May the Forsie be with you!

 Bob, Frans en inclusie 

(Video Tuin in de Stad gemaakt door Julia Castro)

 

 

Voor Bauke Koekkoek en Hans van Eeken was ik kwartiermaker in het Noorden voor het project Groter denken, Kleiner doen. Daarvoor interviewde ik met Inge Scheper en Harry van Velsen de Oren en ogen van de wijk Vinkhuizen in Groningen. 8 mensen in totaal. De officieuze “praatpaal, maatschappelijk werker of ggz medewerker”.
De mensen in de wijk die van nature zien wat er gaande is, bereikbaar zijn en gevonden worden.
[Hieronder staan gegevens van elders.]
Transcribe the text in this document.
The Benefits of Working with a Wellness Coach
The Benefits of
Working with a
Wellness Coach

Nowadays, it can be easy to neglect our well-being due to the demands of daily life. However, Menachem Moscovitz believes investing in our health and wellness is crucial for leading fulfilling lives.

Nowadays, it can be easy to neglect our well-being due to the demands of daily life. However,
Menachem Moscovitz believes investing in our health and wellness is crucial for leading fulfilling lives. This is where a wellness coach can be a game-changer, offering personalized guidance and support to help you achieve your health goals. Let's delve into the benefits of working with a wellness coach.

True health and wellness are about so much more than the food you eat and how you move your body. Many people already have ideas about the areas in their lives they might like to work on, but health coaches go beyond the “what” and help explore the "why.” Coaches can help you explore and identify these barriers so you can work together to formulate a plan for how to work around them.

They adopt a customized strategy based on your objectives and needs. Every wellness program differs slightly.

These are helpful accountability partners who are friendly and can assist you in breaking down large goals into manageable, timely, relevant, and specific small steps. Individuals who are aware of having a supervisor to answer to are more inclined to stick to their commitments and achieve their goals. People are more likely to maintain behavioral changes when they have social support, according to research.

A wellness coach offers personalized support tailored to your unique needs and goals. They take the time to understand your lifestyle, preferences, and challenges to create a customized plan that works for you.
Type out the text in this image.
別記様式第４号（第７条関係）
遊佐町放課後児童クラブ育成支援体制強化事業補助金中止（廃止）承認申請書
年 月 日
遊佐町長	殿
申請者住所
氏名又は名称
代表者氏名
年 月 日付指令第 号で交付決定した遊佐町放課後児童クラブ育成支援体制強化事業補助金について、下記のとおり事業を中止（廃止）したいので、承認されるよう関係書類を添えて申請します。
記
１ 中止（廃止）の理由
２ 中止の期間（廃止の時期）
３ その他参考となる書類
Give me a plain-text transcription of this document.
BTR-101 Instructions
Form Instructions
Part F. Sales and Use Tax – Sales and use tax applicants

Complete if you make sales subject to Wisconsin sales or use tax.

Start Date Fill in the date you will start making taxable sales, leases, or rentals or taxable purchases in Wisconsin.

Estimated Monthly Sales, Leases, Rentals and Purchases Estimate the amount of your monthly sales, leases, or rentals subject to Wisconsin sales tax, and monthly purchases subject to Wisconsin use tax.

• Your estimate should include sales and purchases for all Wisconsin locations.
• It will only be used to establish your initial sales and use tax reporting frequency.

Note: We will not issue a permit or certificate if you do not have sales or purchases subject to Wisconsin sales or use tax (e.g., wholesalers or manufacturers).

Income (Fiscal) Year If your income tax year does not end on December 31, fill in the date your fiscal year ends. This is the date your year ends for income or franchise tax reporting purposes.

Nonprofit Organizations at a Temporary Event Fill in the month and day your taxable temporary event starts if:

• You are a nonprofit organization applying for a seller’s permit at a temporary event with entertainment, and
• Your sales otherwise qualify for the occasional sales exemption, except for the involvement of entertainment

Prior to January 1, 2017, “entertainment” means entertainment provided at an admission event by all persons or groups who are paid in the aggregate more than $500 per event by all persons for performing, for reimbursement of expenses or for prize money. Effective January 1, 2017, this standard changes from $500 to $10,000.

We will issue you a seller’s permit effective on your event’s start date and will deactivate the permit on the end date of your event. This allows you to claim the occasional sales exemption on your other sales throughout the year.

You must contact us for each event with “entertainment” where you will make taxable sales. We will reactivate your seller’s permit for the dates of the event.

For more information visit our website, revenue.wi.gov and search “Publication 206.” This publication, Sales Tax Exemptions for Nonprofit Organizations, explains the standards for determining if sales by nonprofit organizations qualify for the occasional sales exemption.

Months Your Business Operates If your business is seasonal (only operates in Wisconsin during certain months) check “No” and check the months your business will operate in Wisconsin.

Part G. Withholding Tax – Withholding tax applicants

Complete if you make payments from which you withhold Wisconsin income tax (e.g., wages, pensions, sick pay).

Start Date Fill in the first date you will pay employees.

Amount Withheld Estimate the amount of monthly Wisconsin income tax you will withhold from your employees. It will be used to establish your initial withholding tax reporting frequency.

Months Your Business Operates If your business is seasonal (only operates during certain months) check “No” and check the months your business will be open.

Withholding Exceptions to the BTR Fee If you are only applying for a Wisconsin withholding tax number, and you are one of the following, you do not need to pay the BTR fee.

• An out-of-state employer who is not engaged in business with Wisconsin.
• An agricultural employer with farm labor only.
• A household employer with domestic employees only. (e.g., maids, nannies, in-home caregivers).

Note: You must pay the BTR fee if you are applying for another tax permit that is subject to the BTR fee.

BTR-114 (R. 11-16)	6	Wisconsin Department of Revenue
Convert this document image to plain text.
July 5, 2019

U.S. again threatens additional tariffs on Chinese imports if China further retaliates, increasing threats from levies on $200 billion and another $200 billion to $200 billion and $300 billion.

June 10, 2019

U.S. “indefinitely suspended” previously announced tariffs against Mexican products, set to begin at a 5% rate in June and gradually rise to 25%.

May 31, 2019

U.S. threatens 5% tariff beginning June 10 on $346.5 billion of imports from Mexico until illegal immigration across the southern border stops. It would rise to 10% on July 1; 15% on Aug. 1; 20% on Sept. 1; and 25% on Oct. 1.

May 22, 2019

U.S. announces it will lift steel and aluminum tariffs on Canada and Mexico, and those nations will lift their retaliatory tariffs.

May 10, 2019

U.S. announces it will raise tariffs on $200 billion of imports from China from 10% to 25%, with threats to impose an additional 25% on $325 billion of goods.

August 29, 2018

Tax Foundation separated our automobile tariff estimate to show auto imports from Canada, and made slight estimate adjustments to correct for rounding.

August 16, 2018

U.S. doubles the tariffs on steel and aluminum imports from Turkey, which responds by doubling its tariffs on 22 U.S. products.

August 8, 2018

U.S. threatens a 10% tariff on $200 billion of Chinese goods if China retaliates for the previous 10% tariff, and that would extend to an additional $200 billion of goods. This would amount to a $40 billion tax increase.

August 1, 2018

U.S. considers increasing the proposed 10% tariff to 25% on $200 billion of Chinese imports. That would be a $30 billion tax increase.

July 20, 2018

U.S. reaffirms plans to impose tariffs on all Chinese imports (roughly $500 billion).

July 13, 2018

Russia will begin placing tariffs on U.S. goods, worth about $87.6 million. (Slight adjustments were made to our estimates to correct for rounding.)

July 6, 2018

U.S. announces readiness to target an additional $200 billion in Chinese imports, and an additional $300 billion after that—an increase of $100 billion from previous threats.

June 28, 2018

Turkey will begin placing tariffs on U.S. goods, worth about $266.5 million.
Niet omdat ze dat moeten, maar omdat ze er voor de ander willen zijn. Ongeacht.
 
Ik vroeg me af wat is het met deze bijzondere mensen. Wat is het waardoor zoveel burgers die geen zin meer hebben in trajecten, loketten, regels, stigmatisering door hulpverlening of belemmerende voorwaarden, bij deze mensen wél willen zijn en wél willen praten?
Ten eerste kwam ik erachter dat deze Ogen en oren allemaal verschillend zijn. En eigenlijk zelden opgeleid binnen de zorg. Verschillende achtergronden. Zonder opleiding, universitair geschoold, topposities of levend van de voedselbank. Pas kort in Nederland of al vele generaties. Atheïst of gelovig. 
Belangrijker zijn de overeenkomsten. Die vooral duidelijk worden in de waarden waaruit deze mensen leven. Gelijkwaardigheid en respect voor het leven, waren bij allen de belangrijkste waarden.
En niemand gebruikt woorden als Inclusie, Duurzaamheid, Herstel, In je kracht zetten. Eigen regie. Verbinding. Helemaal niemand. Terwijl bij het gebruik van dit soort termen de fondsen bijna naar innovators voor “wijkverbinding” gegooid worden. 
 

En ik vroeg iemand waarom kom jij nou zo graag bij Frans in Tuin in de Stad? 'Omdat ik me er zo welkom voel, of ik nu iets zeg of niet, of ik iets doe of niet, ik voel me heel erg welkom precies zoals ik ben.' Maar ook Bob, waaraan ik vroeg ‘hoe werkt dat dan als iemand jou opbelt om met je te praten wanneer ze een probleem hebben?’ 'Nou' zei Bob, 'mensen bellen me gewoon of spreken me aan, en dan luister ik. En dat gesprek duurt soms een half uur, maar ook wel een maand, of een jaar. Tot de ander uitgesproken is, luister ik.'
We kunnen natuurlijk heel veel onderzoeken, naar wat we nu moeten met die mensen die we zorgmijder noemen, maar zijn ze niet gewoon en terecht zorgvermoeid en zorgwantrouwend? 
Misschien heeft het systeem wel een beetje last van hoogmoed en zijn we vergeten waar echte betrokkenheid en inclusie over gaat. Dat gaat over weer iemand zien zoals zij is.
En dan noemen Peter weer de buurman, in plaats van de vader en Ria weer Ria, in plaats van cliënte.